Zuletzt hatten in Budapest zehntausende empörte Internet-Nutzer gegen die vorgesehene Steuer demonstriert. Sie sollte nach den ursprünglichen Plänen ab 2015 eingeführt werden und den Datenverkehr mit umgerechnet rund 50 Cent pro Gigabyte belasten, mit einer Obergrenze von 2,30 Euro im Monat für Privatpersonen.

Die Facebook-Gruppe "Hunderttausende gegen die Internet-Steuer", die die Proteste organisiert hatte, verbuchte Orbans Rückzieher als klaren Erfolg für die Menschen, die auf die Straße gegangen waren. Der Regierungschef habe zugegeben, dass "wir den Willen des Volkes verkörpern", erklärte eine Sprecherin der Organisatoren am Freitag.

Mehrere tausend Menschen kamen am Freitagabend erneut im Zentrum von Budapest zusammen, um ihre Freude über die gekippte Netz-Abgabe auszudrücken. Die Redner verwiesen darauf, dass Orban zu einem späteren Zeitpunkt wieder auf die Besteuerung zurückkommen könnte. "Wir machen weiter!", skandierte die Menge.

Die Regierung habe lediglich die Telekom-Steuer ausweiten wollen, die Menschen erblickten darin aber eine Internet-Steuer, sagte Orban im Rundfunkgespräch. "Sie stellen die Sinnhaftigkeit des Ganzen infrage, und so kann man nichts einführen", fügte er hinzu.

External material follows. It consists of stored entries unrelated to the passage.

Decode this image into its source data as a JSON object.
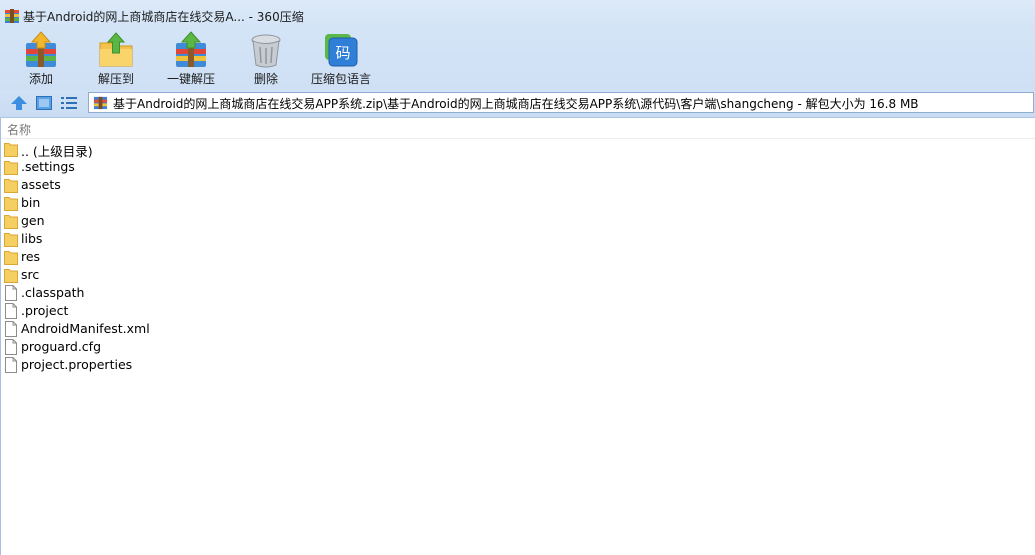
{
  "window": {
    "title": "基于Android的网上商城商店在线交易A... - 360压缩"
  },
  "toolbar": {
    "add_label": "添加",
    "extract_to_label": "解压到",
    "one_click_extract_label": "一键解压",
    "delete_label": "删除",
    "language_label": "压缩包语言",
    "language_icon_text": "码"
  },
  "address": {
    "path": "基于Android的网上商城商店在线交易APP系统.zip\\基于Android的网上商城商店在线交易APP系统\\源代码\\客户端\\shangcheng - 解包大小为 16.8 MB"
  },
  "list": {
    "column_name": "名称",
    "items": [
      {
        "name": ".. (上级目录)",
        "type": "folder"
      },
      {
        "name": ".settings",
        "type": "folder"
      },
      {
        "name": "assets",
        "type": "folder"
      },
      {
        "name": "bin",
        "type": "folder"
      },
      {
        "name": "gen",
        "type": "folder"
      },
      {
        "name": "libs",
        "type": "folder"
      },
      {
        "name": "res",
        "type": "folder"
      },
      {
        "name": "src",
        "type": "folder"
      },
      {
        "name": ".classpath",
        "type": "file"
      },
      {
        "name": ".project",
        "type": "file"
      },
      {
        "name": "AndroidManifest.xml",
        "type": "file"
      },
      {
        "name": "proguard.cfg",
        "type": "file"
      },
      {
        "name": "project.properties",
        "type": "file"
      }
    ]
  },
  "colors": {
    "folder": "#f6cf62",
    "accent": "#2f7ed8"
  }
}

"Wir sind keine Kommunisten, wir regieren nicht gegen das Volk, sondern mit dem Volk." Allerdings werde man im kommenden Januar eine "nationale Konsultation" abhalten, um darüber zu beratschlagen, was mit den Gewinnen der Internet-Dienstleister geschehen solle, die zum Teil außer Landes geschafft würden. Beobachter erblickten darin eine mögliche Hintertür, um den Datenverkehr im Netz zu einem späteren Zeitpunkt zu besteuern.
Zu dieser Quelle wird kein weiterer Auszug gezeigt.